Design

ROOM's Designers on Design Series Tackles AI, Color, and Cookie Cutter Aesthetics

Becca Roderick of Morris Adjmi Architects and Laurent Lisimachio of Gensler talk color debates, contextual design, and why "passable" no longer flies.

The third installment of Designers on Design sits Becca Roderick, executive director of interior design at Morris Adjmi Architects, across from Laurent Lisimachio, a design principal at Gensler—two practitioners whose portfolios span landmark Manhattan commercial towers, Four Seasons residences, and adaptive reuse condos, yet who share a conviction that great interiors begin with listening, not with a predetermined look.

Roderick, a sociology major turned designer, and Lisimachio, a classically trained Parisian architect who crossed the Atlantic in 2000, quickly find common ground in the idea that New York City itself is their most reliable studio. “Beauty in New York is in the grit,” Lisimachio says. “A subway ride or a drive across the Brooklyn Bridge will show a pattern of light, a juxtaposition of textures—inspiration sometimes comes from places that are subtle, but sometimes it’s a little hidden.” Roderick agrees, pointing to a city where even sidewalk weeds carry a lesson: “The beauty is in the grit because something is bubbling and flourishing in a space that maybe is a little harder, a little more rough around the edges.”

The conversation moves from color theory—a spirited red-and-blue standoff that Lisimachio concedes while wearing red shoes and blue pants—to AI adoption, the pressure of rising client expectations, and the conviction that design’s future will be “more human than ever.”

Both are contextual designers who resist cookie-cutter aesthetics; both see constraints like low ceilings or limited light as invitations rather than problems.
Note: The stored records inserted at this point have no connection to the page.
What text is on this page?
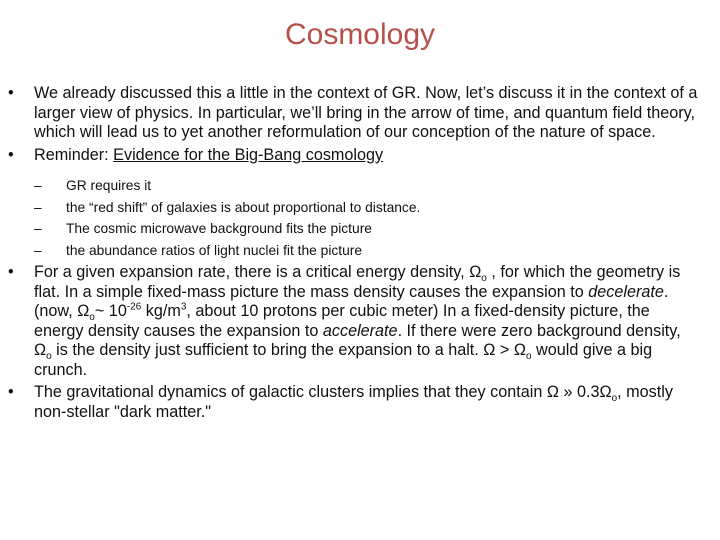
Cosmology
•	We already discussed this a little in the context of GR. Now, let’s discuss it in the context of a larger view of physics. In particular, we’ll bring in the arrow of time, and quantum field theory, which will lead us to yet another reformulation of our conception of the nature of space.
•	Reminder: Evidence for the Big-Bang cosmology
– GR requires it
– the “red shift” of galaxies is about proportional to distance.
– The cosmic microwave background fits the picture
– the abundance ratios of light nuclei fit the picture
•	For a given expansion rate, there is a critical energy density, $\Omega_o$ , for which the geometry is flat. In a simple fixed-mass picture the mass density causes the expansion to decelerate. (now, $\Omega_o\sim$ $10^{-26}$ $kg/m^3$, about 10 protons per cubic meter) In a fixed-density picture, the energy density causes the expansion to accelerate. If there were zero background density, $\Omega_o$ is the density just sufficient to bring the expansion to a halt. $\Omega > \Omega_o$ would give a big crunch.
•	The gravitational dynamics of galactic clusters implies that they contain Ω » $0.3\Omega_o$, mostly non-stellar "dark matter."
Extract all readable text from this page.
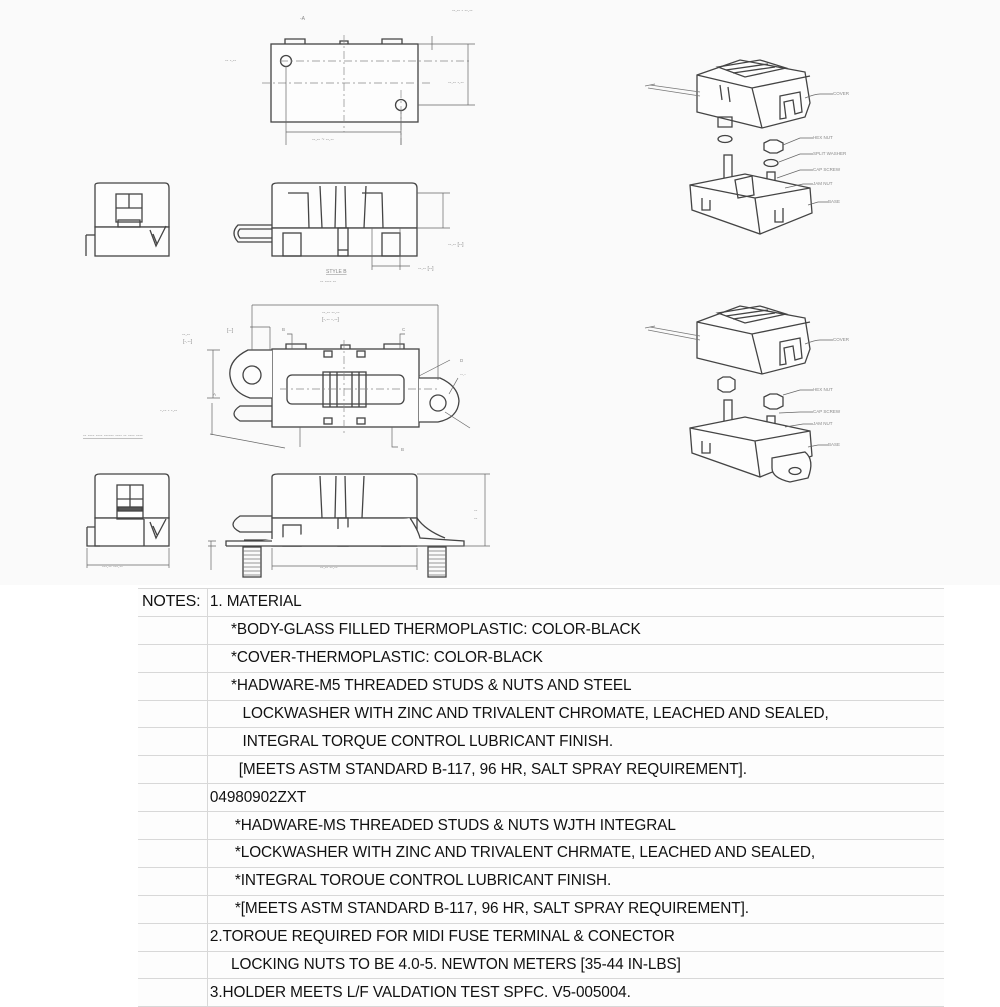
--.-- ~ --.--
--.-- - --.--
--.-- -.--
-- -.--
-A
--.-- [--]
--.-- [--]
STYLE B
-- ---- --
--.-- --.--
[-.-- -.--]
--.--
[-.--]
[--]
-.-- - -.--
-- ---- ---- ------ ---- -- ---- ----
B	C
B
D
A
--.-
---.-- ---.--	--.-- --.--
--
--
COVER
HEX NUT
SPLIT WASHER
CAP SCREW
JAM NUT
BASE
COVER
HEX NUT
CAP SCREW
JAM NUT
BASE
NOTES: 1. MATERIAL
*BODY-GLASS FILLED THERMOPLASTIC: COLOR-BLACK
*COVER-THERMOPLASTIC: COLOR-BLACK
*HADWARE-M5 THREADED STUDS & NUTS AND STEEL
LOCKWASHER WITH ZINC AND TRIVALENT CHROMATE, LEACHED AND SEALED,
INTEGRAL TORQUE CONTROL LUBRICANT FINISH.
[MEETS ASTM STANDARD B-117, 96 HR, SALT SPRAY REQUIREMENT].
04980902ZXT
*HADWARE-MS THREADED STUDS & NUTS WJTH INTEGRAL
*LOCKWASHER WITH ZINC AND TRIVALENT CHRMATE, LEACHED AND SEALED,
*INTEGRAL TOROUE CONTROL LUBRICANT FINISH.
*[MEETS ASTM STANDARD B-117, 96 HR, SALT SPRAY REQUIREMENT].
2.TOROUE REQUIRED FOR MIDI FUSE TERMINAL & CONECTOR
LOCKING NUTS TO BE 4.0-5. NEWTON METERS [35-44 IN-LBS]
3.HOLDER MEETS L/F VALDATION TEST SPFC. V5-005004.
And both land on a shared thesis about quality over quantity. “A beautiful space is just the baseline,” Roderick says. “You have to go beyond the aesthetics—it’s about the experience.” The previous two episodes paired Ghislaine Viñas with Rodolfo Agrella and Paolo Ferrari with Danu Kennedy, respectively; episode three makes clear that the series’ formula keeps surfacing the kind of candid, craft-level exchange the industry could use more of.